I understood the overall SVM algorithm consisting of Lagrangian Duality and all, but I am not able to understand why particularly the Lagrangian multiplier is greater than zero for support vectors.

Thank you.

Answer 1

This might be a late answer but I am putting my understanding here for other visitors.

Lagrangian multiplier, usually denoted by α is a vector of the weights of all the training points as support vectors.

Suppose there are m training examples. Then α is a vector of size m. Now focus on any ith element of α: α_i. It is clear that α_i captures the weight of the ith training example as a support vector. Higher value of α_i means that ith training example holds more importance as a support vector; something like if a prediction is to be made, then that ith training example will be more important in deriving the decision.

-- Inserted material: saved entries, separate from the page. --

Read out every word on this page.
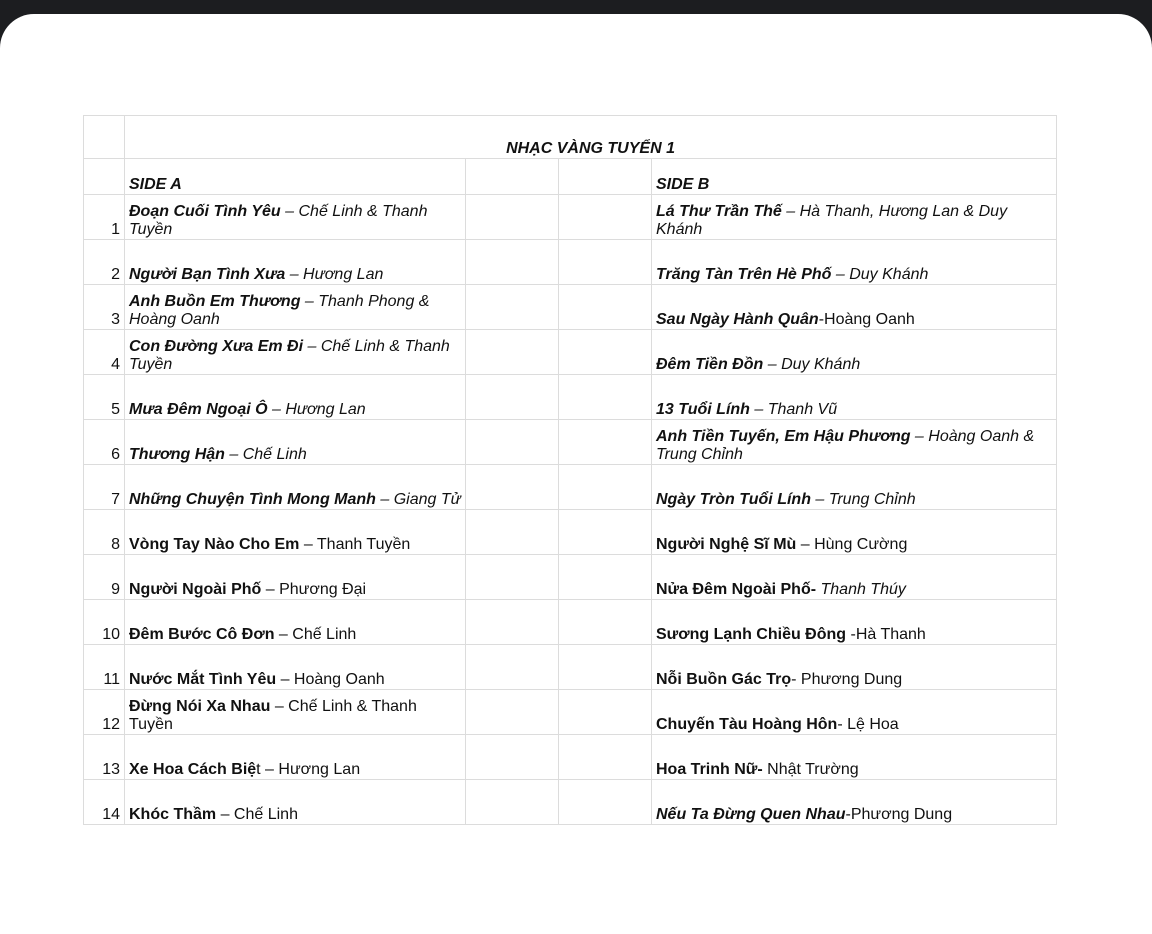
	NHẠC VÀNG TUYỂN 1			
	SIDE A			SIDE B
1	Đoạn Cuối Tình Yêu – Chế Linh & Thanh Tuyền			Lá Thư Trần Thế – Hà Thanh, Hương Lan & Duy Khánh
2	Người Bạn Tình Xưa – Hương Lan			Trăng Tàn Trên Hè Phố – Duy Khánh
3	Anh Buồn Em Thương – Thanh Phong & Hoàng Oanh			Sau Ngày Hành Quân-Hoàng Oanh
4	Con Đường Xưa Em Đi – Chế Linh & Thanh Tuyền			Đêm Tiền Đồn – Duy Khánh
5	Mưa Đêm Ngoại Ô – Hương Lan			13 Tuổi Lính – Thanh Vũ
6	Thương Hận – Chế Linh			Anh Tiền Tuyến, Em Hậu Phương – Hoàng Oanh & Trung Chỉnh
7	Những Chuyện Tình Mong Manh – Giang Tử			Ngày Tròn Tuổi Lính – Trung Chỉnh
8	Vòng Tay Nào Cho Em – Thanh Tuyền			Người Nghệ Sĩ Mù – Hùng Cường
9	Người Ngoài Phố – Phương Đại			Nửa Đêm Ngoài Phố- Thanh Thúy
10	Đêm Bước Cô Đơn – Chế Linh			Sương Lạnh Chiều Đông -Hà Thanh
11	Nước Mắt Tình Yêu – Hoàng Oanh			Nỗi Buồn Gác Trọ- Phương Dung
12	Đừng Nói Xa Nhau – Chế Linh & Thanh Tuyền			Chuyến Tàu Hoàng Hôn- Lệ Hoa
13	Xe Hoa Cách Biệt – Hương Lan			Hoa Trinh Nữ- Nhật Trường
14	Khóc Thầm – Chế Linh			Nếu Ta Đừng Quen Nhau-Phương Dung
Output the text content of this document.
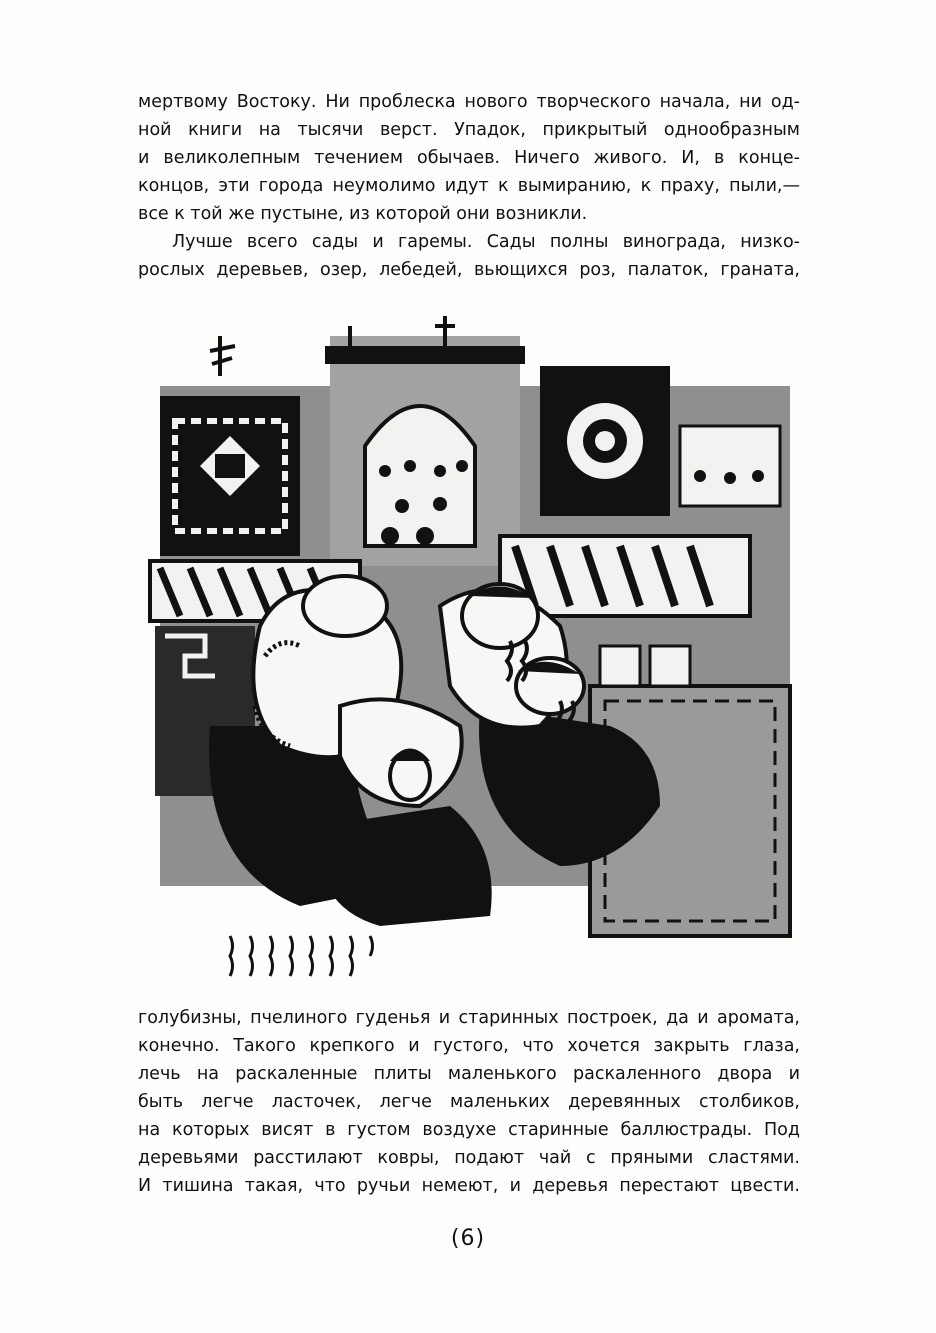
мертвому Востоку. Ни проблеска нового творческого начала, ни од-
ной книги на тысячи верст. Упадок, прикрытый однообразным
и великолепным течением обычаев. Ничего живого. И, в конце-
концов, эти города неумолимо идут к вымиранию, к праху, пыли,—
все к той же пустыне, из которой они возникли.

Лучше всего сады и гаремы. Сады полны винограда, низко-
рослых деревьев, озер, лебедей, вьющихся роз, палаток, граната,

голубизны, пчелиного гуденья и старинных построек, да и аромата,
конечно. Такого крепкого и густого, что хочется закрыть глаза,
лечь на раскаленные плиты маленького раскаленного двора и
быть легче ласточек, легче маленьких деревянных столбиков,
на которых висят в густом воздухе старинные баллюстрады. Под
деревьями расстилают ковры, подают чай с пряными сластями.
И тишина такая, что ручьи немеют, и деревья перестают цвести.

(6)
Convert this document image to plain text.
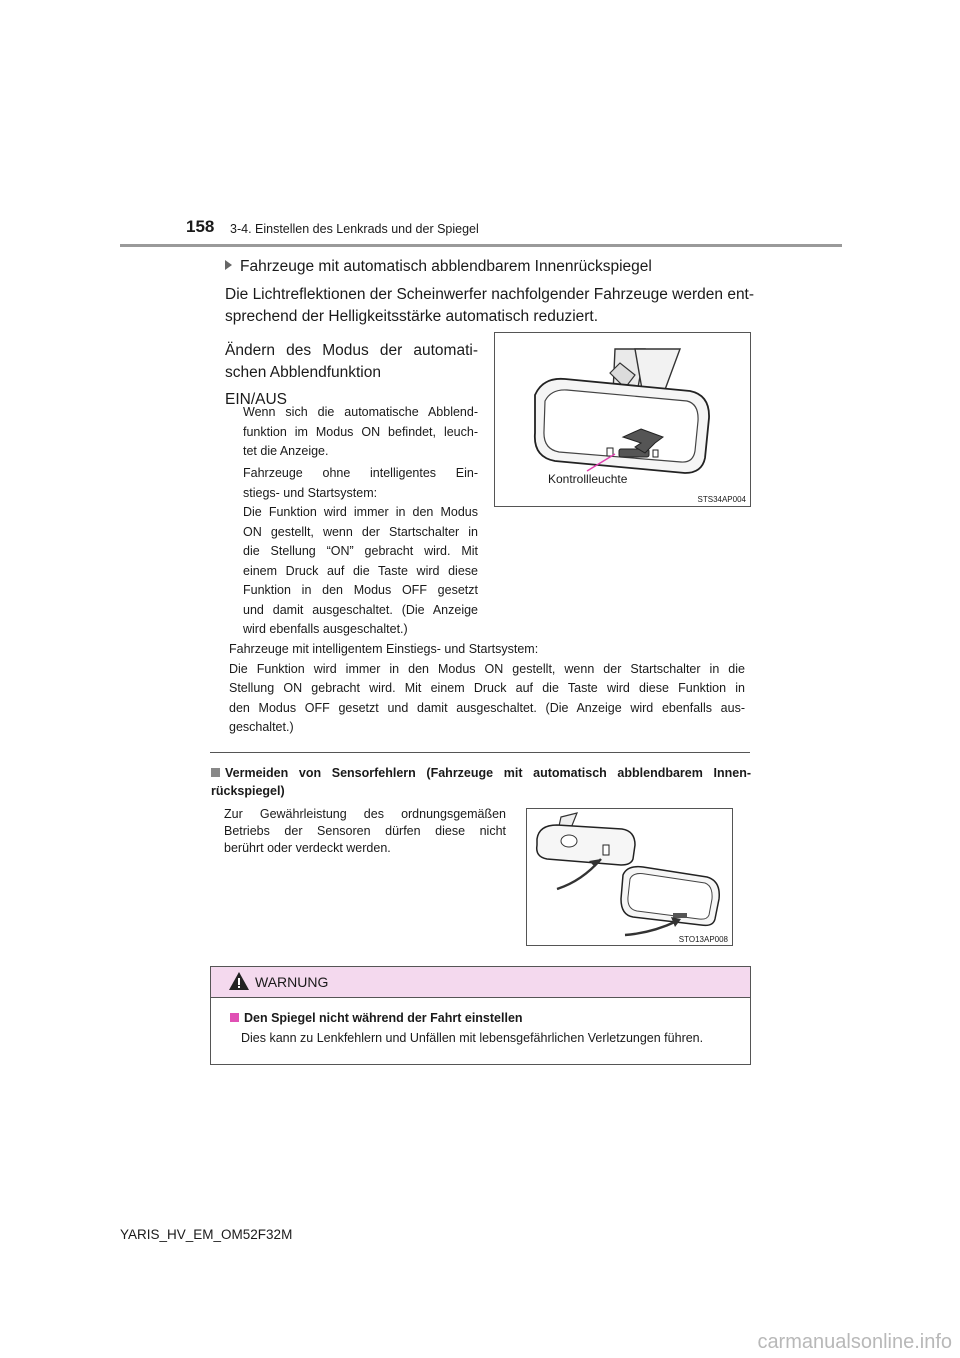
158 3-4. Einstellen des Lenkrads und der Spiegel
Fahrzeuge mit automatisch abblendbarem Innenrückspiegel
Die Lichtreflektionen der Scheinwerfer nachfolgender Fahrzeuge werden ent-
sprechend der Helligkeitsstärke automatisch reduziert.
Ändern des Modus der automati-
schen Abblendfunktion
EIN/AUS
Wenn sich die automatische Abblend-
funktion im Modus ON befindet, leuch-
tet die Anzeige.
Fahrzeuge ohne intelligentes Ein-
stiegs- und Startsystem:
Die Funktion wird immer in den Modus
ON gestellt, wenn der Startschalter in
die Stellung “ON” gebracht wird. Mit
einem Druck auf die Taste wird diese
Funktion in den Modus OFF gesetzt
und damit ausgeschaltet. (Die Anzeige
wird ebenfalls ausgeschaltet.)
Kontrollleuchte
STS34AP004
Fahrzeuge mit intelligentem Einstiegs- und Startsystem:
Die Funktion wird immer in den Modus ON gestellt, wenn der Startschalter in die
Stellung ON gebracht wird. Mit einem Druck auf die Taste wird diese Funktion in
den Modus OFF gesetzt und damit ausgeschaltet. (Die Anzeige wird ebenfalls aus-
geschaltet.)
Vermeiden von Sensorfehlern (Fahrzeuge mit automatisch abblendbarem Innen-
rückspiegel)
Zur Gewährleistung des ordnungsgemäßen
Betriebs der Sensoren dürfen diese nicht
berührt oder verdeckt werden.
STO13AP008
WARNUNG
Den Spiegel nicht während der Fahrt einstellen
Dies kann zu Lenkfehlern und Unfällen mit lebensgefährlichen Verletzungen führen.
YARIS_HV_EM_OM52F32M
carmanualsonline.info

Now coming to the OP's concern:

I am not able to understand why particularly the Lagrangian multiplier is greater than zero for support vectors.

It is just a construct. When you say α_i=0, it is just that ith training example has zero weight as a support vector. You can instead also say that that ith example is not a support vector.

Side note: One of the KKT's conditions is the complementary slackness: α_ig_i(w)=0 for all i. For a support vector, it must lie on the margin which implies that g_i(w)=0. Now α_i can or cannot be zero; anyway it is satisfying the complementary slackness condition. For α_i=0, you can choose whether you want to call such points a support vector or not based on the discussion given above. But for a non-support vector, α_i must be zero for satisfying the complementary slackness as g_i(w) is not zero.

Answer 2

I can't figure this out too...

If we take a simple example, say of 3 data points, 2 of positive class (yi=1): (1,2) (3,1) and one negative (yi=-1): (-1,-1) - and we calculate using Lagrange multipliers, we will get a perfect w (0.25,0.5) and b = -0.25, but one of our alphas was negative (a1 = 6/32, a2 = -1/32, a3 = 5/32).